İCTiHAD'TAN SONRA
YANLIŞI FARK ETMEK
Bize Malik, Abdullah b.
Dinar'dan, Abdullah b. Ömer'in şöyle dediğini haber verdi: İnsanlar Küba
Mescidi'nde sabah namazını kılarken birisi gelerek şöyle dedi: Resulullah
(s.a.v.)' e bu gece Kur' an indirilip (ayet inzal buyrulup) kendisine Kıble'ye
(Kabe'ye) yönelmesi emredilmiştir. Kendisi de emre uyarak Kıble'ye (Kabe'ye)

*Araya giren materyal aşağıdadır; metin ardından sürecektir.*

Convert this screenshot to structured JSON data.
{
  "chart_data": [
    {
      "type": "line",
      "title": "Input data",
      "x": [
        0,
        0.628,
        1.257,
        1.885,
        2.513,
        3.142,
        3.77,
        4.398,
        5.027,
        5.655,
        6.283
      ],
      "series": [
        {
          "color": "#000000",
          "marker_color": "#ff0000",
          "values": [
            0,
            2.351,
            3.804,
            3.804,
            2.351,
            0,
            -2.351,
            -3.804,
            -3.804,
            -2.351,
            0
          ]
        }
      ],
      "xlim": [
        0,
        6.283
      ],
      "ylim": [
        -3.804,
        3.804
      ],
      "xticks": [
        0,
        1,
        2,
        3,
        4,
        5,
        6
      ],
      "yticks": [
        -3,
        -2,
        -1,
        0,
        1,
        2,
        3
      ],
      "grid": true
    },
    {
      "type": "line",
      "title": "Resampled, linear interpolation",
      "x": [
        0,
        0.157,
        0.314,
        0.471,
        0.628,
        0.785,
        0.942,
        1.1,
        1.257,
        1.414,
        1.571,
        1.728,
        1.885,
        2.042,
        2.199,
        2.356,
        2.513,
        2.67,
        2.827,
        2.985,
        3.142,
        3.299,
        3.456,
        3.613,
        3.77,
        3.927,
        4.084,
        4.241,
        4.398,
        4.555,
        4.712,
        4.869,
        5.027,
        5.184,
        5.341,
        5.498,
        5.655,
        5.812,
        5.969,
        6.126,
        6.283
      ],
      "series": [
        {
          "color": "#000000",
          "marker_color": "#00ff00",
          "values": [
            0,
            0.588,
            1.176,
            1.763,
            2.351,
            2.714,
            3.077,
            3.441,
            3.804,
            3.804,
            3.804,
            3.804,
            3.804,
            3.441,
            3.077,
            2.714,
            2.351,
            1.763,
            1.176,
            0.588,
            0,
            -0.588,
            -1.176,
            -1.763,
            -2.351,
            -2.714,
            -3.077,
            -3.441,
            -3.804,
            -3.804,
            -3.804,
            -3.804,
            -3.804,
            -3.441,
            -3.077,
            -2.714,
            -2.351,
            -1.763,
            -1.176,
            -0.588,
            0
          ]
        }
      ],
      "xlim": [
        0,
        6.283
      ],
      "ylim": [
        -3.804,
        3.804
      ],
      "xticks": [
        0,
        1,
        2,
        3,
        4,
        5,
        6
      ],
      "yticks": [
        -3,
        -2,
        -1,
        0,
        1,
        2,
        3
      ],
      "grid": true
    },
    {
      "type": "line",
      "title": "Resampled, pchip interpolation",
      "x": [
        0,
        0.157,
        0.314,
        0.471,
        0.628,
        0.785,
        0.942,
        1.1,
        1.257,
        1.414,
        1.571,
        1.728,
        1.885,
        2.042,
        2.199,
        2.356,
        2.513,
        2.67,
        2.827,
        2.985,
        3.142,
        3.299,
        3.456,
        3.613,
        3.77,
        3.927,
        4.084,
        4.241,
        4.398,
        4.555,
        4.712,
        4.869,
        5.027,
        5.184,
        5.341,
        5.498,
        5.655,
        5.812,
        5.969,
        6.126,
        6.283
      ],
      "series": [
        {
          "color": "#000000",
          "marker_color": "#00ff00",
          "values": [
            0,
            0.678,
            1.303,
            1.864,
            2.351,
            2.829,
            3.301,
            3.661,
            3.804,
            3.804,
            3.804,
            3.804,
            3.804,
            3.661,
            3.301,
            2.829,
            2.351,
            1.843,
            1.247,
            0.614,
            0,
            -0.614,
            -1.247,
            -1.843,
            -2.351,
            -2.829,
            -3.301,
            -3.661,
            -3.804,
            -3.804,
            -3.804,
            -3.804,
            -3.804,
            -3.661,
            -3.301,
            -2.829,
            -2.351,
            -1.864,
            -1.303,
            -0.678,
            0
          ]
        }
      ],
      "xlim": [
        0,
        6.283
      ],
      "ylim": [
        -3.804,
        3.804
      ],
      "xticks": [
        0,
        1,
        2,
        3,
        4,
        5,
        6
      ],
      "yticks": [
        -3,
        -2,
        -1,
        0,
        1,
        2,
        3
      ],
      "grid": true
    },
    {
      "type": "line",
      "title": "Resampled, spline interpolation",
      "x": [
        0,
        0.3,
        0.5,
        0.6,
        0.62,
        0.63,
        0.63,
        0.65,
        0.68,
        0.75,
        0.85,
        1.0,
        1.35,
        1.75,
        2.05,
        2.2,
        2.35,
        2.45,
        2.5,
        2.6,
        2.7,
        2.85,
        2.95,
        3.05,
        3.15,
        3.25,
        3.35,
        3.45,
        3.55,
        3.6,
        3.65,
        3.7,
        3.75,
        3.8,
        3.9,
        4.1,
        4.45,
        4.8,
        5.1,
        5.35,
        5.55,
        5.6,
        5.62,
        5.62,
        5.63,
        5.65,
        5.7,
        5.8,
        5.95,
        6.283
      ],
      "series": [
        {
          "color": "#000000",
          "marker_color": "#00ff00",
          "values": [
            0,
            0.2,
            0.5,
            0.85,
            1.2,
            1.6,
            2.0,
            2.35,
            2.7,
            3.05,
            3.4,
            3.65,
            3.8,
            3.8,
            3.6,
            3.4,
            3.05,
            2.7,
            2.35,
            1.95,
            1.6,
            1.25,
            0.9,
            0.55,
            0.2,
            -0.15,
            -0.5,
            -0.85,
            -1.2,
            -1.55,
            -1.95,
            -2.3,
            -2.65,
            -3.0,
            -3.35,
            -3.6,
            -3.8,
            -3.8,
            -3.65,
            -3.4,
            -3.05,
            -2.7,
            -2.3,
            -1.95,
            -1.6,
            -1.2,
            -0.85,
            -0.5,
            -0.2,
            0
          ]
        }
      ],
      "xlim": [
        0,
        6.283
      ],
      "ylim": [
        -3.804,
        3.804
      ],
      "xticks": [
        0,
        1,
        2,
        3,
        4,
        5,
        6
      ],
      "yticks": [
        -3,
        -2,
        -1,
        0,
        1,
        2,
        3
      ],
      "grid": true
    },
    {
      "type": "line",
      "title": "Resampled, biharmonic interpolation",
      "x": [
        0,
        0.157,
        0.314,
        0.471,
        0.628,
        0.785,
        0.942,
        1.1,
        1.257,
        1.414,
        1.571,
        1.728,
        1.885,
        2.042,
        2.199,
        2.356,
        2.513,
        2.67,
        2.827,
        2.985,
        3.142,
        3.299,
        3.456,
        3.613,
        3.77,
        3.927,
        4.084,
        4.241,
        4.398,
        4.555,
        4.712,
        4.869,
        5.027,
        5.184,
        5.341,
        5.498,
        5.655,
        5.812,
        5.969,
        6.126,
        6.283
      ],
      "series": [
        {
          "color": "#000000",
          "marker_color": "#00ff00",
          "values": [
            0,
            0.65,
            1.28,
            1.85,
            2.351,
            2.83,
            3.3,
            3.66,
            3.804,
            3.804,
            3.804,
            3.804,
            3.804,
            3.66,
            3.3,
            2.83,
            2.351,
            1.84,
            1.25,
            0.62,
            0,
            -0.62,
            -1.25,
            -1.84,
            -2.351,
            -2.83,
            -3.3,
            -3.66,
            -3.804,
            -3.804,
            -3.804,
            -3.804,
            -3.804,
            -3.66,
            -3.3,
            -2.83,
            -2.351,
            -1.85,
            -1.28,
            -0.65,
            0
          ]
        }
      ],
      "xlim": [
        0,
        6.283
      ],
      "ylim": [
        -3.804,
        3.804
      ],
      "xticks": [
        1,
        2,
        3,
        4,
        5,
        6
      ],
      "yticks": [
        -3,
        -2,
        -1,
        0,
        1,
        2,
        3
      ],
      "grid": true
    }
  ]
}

yönelmiştir. Söz konusu emir gelmeden önce yüzleri Şam cihetine yönelmişken
emir geldikten Sonra yüzlerini Kıble'ye (Mescid-i Haram'a) çevirdiler. Tahric: Buhari, Salat, Kıbleye yönelme, 3-4; Müslim,
Mesacid, Tahvilu'I-Kıble, 526
İmam Şafii (Allah rahmet
etsin) şöyle dedi: Eğer kişi, Beyt'i, yani içinde Mescid-i Haram'ın bulunduğu
Beyt'i göremiyorsa içtihat eder. Kıbleyi bir yerde gördükten Sonra namaza
başlamamışsa artık namaza başka bir yerde görünceye kadar başlayamaz. Son
gördüğü yerdenamazını kılar. İlk gördüğü yerde namaza durma hakkı yoktur.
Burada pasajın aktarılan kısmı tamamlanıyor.